Besides the permanent magnetic electron-nucleus interactions, orbital-orbital coupling effects occur as well, which depend on the symmetry of the electron orbital (Assenheim; 1966). This effect, known as the orbital magnetic moment, contributes the remaining 1% to the total magnetic moment of electrons (Swartz et al.; 1972) and is displayed in the ESR spectrum shape. If electrons of a spherical orbital (s-orbital) take part, isotropic interactions occur and the ESR spectrum is composed of identical lines. If a conical orbital (p-orbital) participates, the ESR signal is influenced by the three different planes (x, y and z). An anisotropic environment results, reflected by different, broadened line shapes which superpose to the finally observed spectra (see Figure 4-51 bottom). These anisotropic effects can only be averaged out, if the detected electron can tumble very fast (see Figure 4-51 top) (Palmer; 1999).

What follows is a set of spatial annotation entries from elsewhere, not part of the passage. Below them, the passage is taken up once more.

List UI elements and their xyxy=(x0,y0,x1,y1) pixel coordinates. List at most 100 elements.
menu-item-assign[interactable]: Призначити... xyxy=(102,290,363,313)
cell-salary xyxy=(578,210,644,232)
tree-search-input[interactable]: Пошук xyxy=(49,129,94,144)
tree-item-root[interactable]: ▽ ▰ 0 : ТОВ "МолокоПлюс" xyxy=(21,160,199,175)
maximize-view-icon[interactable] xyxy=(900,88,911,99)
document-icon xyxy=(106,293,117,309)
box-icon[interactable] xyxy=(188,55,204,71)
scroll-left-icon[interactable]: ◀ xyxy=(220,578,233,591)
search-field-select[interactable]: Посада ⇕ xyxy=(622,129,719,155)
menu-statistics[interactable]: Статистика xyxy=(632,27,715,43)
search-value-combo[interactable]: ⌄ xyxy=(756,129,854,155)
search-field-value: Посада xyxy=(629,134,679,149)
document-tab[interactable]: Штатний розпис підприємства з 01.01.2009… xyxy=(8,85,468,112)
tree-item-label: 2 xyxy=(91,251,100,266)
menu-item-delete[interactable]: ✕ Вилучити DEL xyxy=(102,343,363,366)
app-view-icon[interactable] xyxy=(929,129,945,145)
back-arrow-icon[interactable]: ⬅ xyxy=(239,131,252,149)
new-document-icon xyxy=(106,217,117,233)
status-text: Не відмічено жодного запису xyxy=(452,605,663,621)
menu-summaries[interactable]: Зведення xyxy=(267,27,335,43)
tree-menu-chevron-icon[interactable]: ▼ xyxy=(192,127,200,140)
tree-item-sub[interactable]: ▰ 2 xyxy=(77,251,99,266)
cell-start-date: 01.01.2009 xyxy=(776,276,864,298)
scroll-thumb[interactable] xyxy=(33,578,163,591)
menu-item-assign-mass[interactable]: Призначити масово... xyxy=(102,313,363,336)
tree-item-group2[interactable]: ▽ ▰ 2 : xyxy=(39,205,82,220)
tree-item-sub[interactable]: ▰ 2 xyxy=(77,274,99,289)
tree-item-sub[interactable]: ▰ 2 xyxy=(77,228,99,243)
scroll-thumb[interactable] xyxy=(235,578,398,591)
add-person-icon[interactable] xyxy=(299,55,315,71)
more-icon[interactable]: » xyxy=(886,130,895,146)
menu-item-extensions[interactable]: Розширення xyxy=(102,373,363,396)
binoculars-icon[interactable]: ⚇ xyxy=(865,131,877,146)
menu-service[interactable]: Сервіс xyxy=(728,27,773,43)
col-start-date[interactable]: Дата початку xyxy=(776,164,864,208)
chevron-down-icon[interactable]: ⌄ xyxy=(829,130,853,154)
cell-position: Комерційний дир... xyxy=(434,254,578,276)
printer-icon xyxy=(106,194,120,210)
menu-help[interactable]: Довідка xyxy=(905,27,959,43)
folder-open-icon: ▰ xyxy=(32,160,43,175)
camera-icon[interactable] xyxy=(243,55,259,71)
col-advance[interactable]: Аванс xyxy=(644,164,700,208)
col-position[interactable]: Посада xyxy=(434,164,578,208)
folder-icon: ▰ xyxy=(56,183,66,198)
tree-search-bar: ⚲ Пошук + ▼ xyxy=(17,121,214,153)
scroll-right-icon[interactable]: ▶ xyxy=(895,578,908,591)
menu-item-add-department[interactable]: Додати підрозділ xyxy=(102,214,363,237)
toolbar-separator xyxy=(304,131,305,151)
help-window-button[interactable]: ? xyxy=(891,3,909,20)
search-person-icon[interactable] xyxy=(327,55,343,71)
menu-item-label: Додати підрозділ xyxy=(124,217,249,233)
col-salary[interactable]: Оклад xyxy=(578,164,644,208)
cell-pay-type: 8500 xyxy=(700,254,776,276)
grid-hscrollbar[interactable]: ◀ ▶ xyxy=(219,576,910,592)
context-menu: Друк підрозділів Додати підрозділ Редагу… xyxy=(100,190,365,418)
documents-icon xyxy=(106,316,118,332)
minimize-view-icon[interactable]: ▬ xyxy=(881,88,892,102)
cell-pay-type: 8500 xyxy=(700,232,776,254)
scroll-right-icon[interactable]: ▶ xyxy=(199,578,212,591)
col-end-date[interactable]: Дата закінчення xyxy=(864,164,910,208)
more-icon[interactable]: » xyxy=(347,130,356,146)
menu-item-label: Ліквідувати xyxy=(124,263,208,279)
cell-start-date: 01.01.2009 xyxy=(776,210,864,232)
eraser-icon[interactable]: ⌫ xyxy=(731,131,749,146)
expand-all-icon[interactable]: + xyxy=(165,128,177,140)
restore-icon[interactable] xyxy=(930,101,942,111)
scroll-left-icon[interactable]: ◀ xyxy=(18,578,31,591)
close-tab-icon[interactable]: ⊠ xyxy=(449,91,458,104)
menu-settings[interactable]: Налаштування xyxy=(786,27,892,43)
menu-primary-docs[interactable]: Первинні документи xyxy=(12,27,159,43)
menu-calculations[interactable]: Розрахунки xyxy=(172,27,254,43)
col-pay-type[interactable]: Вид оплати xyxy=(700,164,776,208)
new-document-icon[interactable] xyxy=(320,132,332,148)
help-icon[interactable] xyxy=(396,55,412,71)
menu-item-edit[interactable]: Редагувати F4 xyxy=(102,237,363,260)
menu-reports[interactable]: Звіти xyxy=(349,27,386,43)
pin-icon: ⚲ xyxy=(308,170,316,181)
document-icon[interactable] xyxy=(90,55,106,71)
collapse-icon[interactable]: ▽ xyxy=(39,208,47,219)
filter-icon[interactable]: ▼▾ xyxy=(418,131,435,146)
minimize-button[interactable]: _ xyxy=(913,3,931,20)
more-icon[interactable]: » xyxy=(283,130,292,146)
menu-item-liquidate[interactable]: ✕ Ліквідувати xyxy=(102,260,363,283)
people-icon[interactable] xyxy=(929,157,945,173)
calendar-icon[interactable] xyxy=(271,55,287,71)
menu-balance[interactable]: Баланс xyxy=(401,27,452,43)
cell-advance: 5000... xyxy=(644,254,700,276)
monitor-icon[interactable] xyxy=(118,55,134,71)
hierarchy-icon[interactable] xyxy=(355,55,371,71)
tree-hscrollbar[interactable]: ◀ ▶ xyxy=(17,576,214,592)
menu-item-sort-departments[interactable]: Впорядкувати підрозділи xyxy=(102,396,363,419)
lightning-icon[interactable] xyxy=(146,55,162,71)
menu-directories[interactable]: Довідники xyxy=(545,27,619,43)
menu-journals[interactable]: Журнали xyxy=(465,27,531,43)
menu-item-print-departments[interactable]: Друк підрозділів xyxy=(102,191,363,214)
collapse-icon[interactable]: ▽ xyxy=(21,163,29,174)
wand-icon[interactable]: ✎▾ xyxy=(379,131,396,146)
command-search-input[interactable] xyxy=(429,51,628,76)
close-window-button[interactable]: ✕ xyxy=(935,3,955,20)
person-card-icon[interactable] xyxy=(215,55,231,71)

Summarizing the presented influences on electrons shows that the spectrum shape and width provide information about the molecule structure (Swartz et al.; 1972).

4.4.1.2 Samples

A main advantage of ESR measurements is that a high variety of samples can be examined without any pre-treatment. All states of aggregation (liquid, solid or gaseous) can be studied. Furthermore, samples can be investigated without destruction and they must not be transparent or homogenous, as in other commonly used spectroscopic techniques. Due to the high sensitivity of this method, concentrations down to the nanomolar region can be detected (Mäder; 1998). Samples for ESR measurements must have almost only one unique property: they must be paramagnetic, that means they must contain free electron spins arising from unpaired electrons. Otherwise they are ESR “silent” and no signal can be detected. In general, two kinds of paramagnetic samples are possible. On the one hand, samples which already contain unpaired electrons, e.g. oxygen, metals and transition metals or where radicals are

introduced by e.g. γ-irradiation (Mäder; 1998). Especially free radicals often exist only at a small number and have very short life times. Consequently, they can only be detected at low temperatures or with spin trapping techniques (Lurie et al.; 2005). On the other hand, stable free radicals can be incorporated into ESR silent diamagnetic samples as spin probes (physical incorporation) or spin labels (chemical incorporation) (Mäder; 1998). Due to their higher stability, measurement at room temperature is possible. Spin probes, like nitroxides can either be used directly, e.g. to simulate small model drugs, or can be used to label larger molecules, like polysaccharides or proteins (Lurie et al.; 2005). Pyrrolidine derivates, e.g. 3-carboxy-2,2,5,5-tetramethyl-1-pyrrolidinyloxy (PCA), are more stable than piperidine radicals, e.g. 4-hydroxy-2,2,6,6- tetramethyl-1-piperidinyloxy (TEMPOL) (Mäder; 1998; Yoshioka et al.; 1995). Limitations in sample selection are the size, restricted by the cavity dimensions, and the water content due to non-resonant dielectric loss (Lurie et al.; 2005). Samples of approximately 3mm in diameter and 10mm in length are normally used in X-band spectrometers. The water content is often the limiting factor if biological samples are examined. Water is electrically conductive, strongly interacts with the applied microwaves and limits the penetration depth to approximately 1mm for X-band spectrometers (Mäder et al.; 1996). Consequently, often only the outer surface of the sample can be investigated (Katzhendler et al.; 2000b). To overcome these limitations, low frequency spectrometers have been developed. The penetration depth is increased to e.g. 16mm for L-band spectrometers (1GHz) (Mäder et al.; 1994) and direct in vivo studies of mice become possible (Lurie et al.; 2005; Saito et al.; 1997). A decrease in frequency goes along with a lower splitting of the energy levels which results in a remarkable decrease in sensitivity (Mäder et al.; 1994).